Soon it will be the magnolia‘s turn, and I will think of Mrs. Wagner and Anne and Laura. I will think of dancing to Michael Jackson and playing Full House. And when the air is filled with cottonwood fuzzies, I’ll remember more of the same - but this time with a wagon and wood bowls and a energetic dog named Magic.
There are so many memories tied to plants.
The horsetails remind me of bike rides on the Paint Creek Trail and breaking off pieces to shine pennies.
The wild grape vines take me back to fourth grade and Melodi, our fort in the trails where we would swing on the vines across the gully and pull lengths to weave into wreaths (a habit I still practice).
The willow trees will always make me think of home - the second two-story house on the right, with the big yard full of trees and the modest deck with the worn-out wood, the source of many splinters.

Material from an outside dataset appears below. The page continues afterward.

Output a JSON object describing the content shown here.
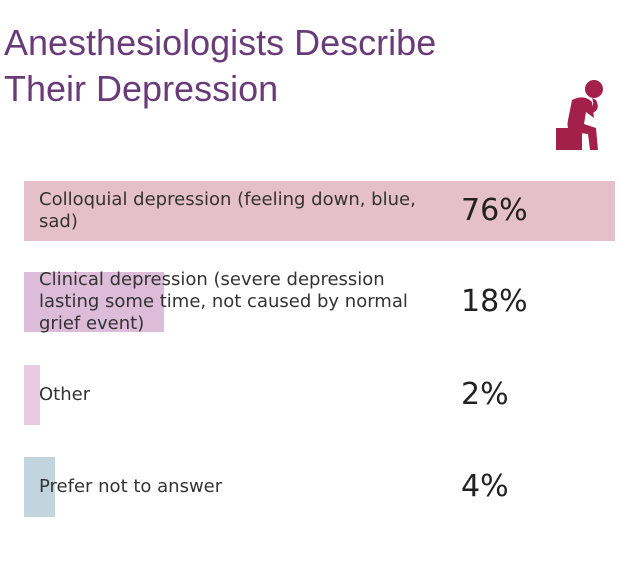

When I travel, I love to marvel at the plant life in my new locale - dinosaur trees in California, fuzzy rope vines in Philadelphia. The wondrous species I’ve never encountered before are simply novel and I get much joy in the feeling of being an adventurer a long way from home. It is a great privilege to have these experiences.
The privilege is the means to afford even the thriftiest of trips, the choice to go somewhere, and the choice to come back home - back to familiar settings, to friends, to family, to connections. The privilege to journey away for the sole purpose of recreation, and a home to return to.
Those displaced by war, conflict, disaster - refugees seeking asylum, seeking sanctuary - face a much different set of choices. Leaving under such circumstances is so much more than simply moving to a new place. So much is left behind, including familiar plants and the memories they may bring.
I’ve never had to uproot my life. I’ve never chosen to be transplanted to a drastically new environment either. I have lived in the comfort of well-known settings, with the plants that stir memories. The forsythia may not be my favorite, but it is a privilege to not have to live without them.